According to industry sources, Reliance could rope in Dixon Technologies, which is already manufacturing the Bharat phone, an affordable 4G phone launched by the telecom operator in July. Dixon had said it will make 15 million phones for Jio.

The other option is the joint venture with Sanmina which was announced last year. Sanmina has a manufacturing facility near Chennai in which Reliance had picked up 50.1 per cent stake. 

Going local

“The first lot of laptops required to meet the initial books for the laptop has already been imported. Reliance has been looking to manufacture more and more in India so even the laptops can be made here going forward,” said an industry source. 

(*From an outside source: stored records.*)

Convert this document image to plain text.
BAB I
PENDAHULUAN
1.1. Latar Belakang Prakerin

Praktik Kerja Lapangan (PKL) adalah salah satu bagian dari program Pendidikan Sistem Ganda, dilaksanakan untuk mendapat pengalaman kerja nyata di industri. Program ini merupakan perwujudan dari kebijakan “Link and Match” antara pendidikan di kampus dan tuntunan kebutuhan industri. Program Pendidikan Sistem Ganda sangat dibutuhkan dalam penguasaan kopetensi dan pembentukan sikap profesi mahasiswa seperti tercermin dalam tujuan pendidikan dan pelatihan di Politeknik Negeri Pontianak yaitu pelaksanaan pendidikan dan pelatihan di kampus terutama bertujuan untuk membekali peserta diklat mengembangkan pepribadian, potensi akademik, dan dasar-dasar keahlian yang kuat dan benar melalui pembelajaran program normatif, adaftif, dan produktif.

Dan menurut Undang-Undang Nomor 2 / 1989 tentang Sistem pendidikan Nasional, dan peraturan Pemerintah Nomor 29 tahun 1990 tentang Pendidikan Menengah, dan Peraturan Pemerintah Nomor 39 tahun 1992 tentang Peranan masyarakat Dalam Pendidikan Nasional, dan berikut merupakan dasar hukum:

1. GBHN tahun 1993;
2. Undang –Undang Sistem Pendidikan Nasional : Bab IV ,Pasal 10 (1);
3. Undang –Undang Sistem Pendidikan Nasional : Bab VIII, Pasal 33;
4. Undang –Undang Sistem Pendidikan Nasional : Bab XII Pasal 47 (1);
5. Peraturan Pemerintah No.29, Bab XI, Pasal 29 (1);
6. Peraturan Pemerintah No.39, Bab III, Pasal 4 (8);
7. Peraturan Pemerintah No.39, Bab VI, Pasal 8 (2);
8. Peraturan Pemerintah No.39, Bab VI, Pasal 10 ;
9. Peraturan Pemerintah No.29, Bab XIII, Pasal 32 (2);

Last week, Reliance Retail launched a new learning device called JioBook. Priced at ₹16,499, the device launched on August 5 on Reliance Digital’s online and offline stores and through Amazon.in. JioBook is outfitted with a 4G LTE sim and has a 2.0 GHz octa-core processor, 4 GB LPDDR4 RAM, 64GB (Expandable up to 256GB with SD card) storage, Infinity keyboard, large multi-gesture trackpad and in-built USB/HDMI ports. While the components for manufacturing this laptop will still be imported, the basic assembling can be done in India. 

On August 3, the Directorate General of Foreign Trade (DGFT) issued a notification imposing licencing requirements for imports of laptops, tablets, all-in-one PCs, and ultra-small form factor computers and servers (items falling under HSN 8741) applicable with immediate effect. However, this caught the PC industry by surprise because most of the laptops are imported. Reliance and other players, will however, have three months to make the transition. The government on Friday gave longer transition period to the industry to move to the licence regime for importing laptops, tablets, and all-in-one personal computers (PCs) in response to demand for more time to adjust to the new system.